Nicht jeder Vorgesetzte darf Fehlverhalten sanktionieren
Wenn es um Fehlverhalten Ihrer Mitarbeiter geht, sollten Sie genau darauf achten, dass Sie keine Formfehler begehen. Abmahnungsberechtigt sind alle Mitarbeiter, die dem betroffenen Mitarbeiter gegenüber weisungsbefugt sind.
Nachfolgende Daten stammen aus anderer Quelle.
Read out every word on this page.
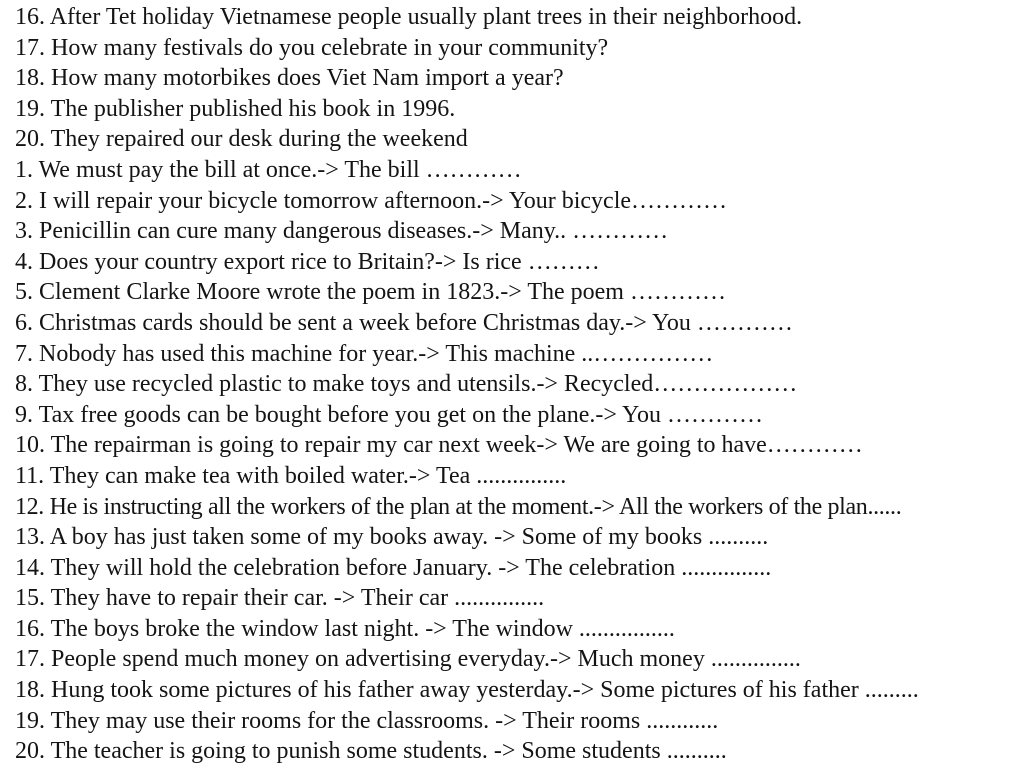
16. After Tet holiday Vietnamese people usually plant trees in their neighborhood.
17. How many festivals do you celebrate in your community?
18. How many motorbikes does Viet Nam import a year?
19. The publisher published his book in 1996.
20. They repaired our desk during the weekend
1. We must pay the bill at once.-> The bill …………
2. I will repair your bicycle tomorrow afternoon.-> Your bicycle…………
3. Penicillin can cure many dangerous diseases.-> Many.. …………
4. Does your country export rice to Britain?-> Is rice ………
5. Clement Clarke Moore wrote the poem in 1823.-> The poem …………
6. Christmas cards should be sent a week before Christmas day.-> You …………
7. Nobody has used this machine for year.-> This machine ..……………
8. They use recycled plastic to make toys and utensils.-> Recycled………………
9. Tax free goods can be bought before you get on the plane.-> You …………
10. The repairman is going to repair my car next week-> We are going to have…………
11. They can make tea with boiled water.-> Tea ...............
12. He is instructing all the workers of the plan at the moment.-> All the workers of the plan......
13. A boy has just taken some of my books away. -> Some of my books ..........
14. They will hold the celebration before January. -> The celebration ...............
15. They have to repair their car. -> Their car ...............
16. The boys broke the window last night. -> The window ................
17. People spend much money on advertising everyday.-> Much money ...............
18. Hung took some pictures of his father away yesterday.-> Some pictures of his father .........
19. They may use their rooms for the classrooms. -> Their rooms ............
20. The teacher is going to punish some students. -> Some students ..........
Also berechtigt sind, verbindliche Anweisungen bezüglich des Ortes, der Zeit sowie der Art und Weise der arbeitsvertraglich geschuldeten Arbeitsleistung zu erteilen (BAG, Urteil vom 18.01.1980, Aktenzeichen: 7 AZR 75/78; in: AP Nr. 3 zu § 1 KSchG 1969 Verhaltensbedingte Kündigung). Abmahnungsberechtigt sind also zum Beispiel Sie als Chef, Ihr Prokurist oder der jeweilige Dienst- und Fachvorgesetzte.
Arbeitgeber-Tipp: Beschränken Sie die Anzahl der abmahnungsberechtigten Personen, denn dann müssen Sie nur wenige Mitarbeiter zu dem Thema der wichtigen und grundlegenden Anforderungen an eine rechtmäßige Abmahnung schulen. Außerdem können Sie dann sicherer sein, dass Ihnen keine Abmahnungen für eine eventuell folgende verhaltensbedingte Kündigung verloren gehen, weil die Unterlagen dann nicht bei vielen verschiedenen Personen verstreut liegen.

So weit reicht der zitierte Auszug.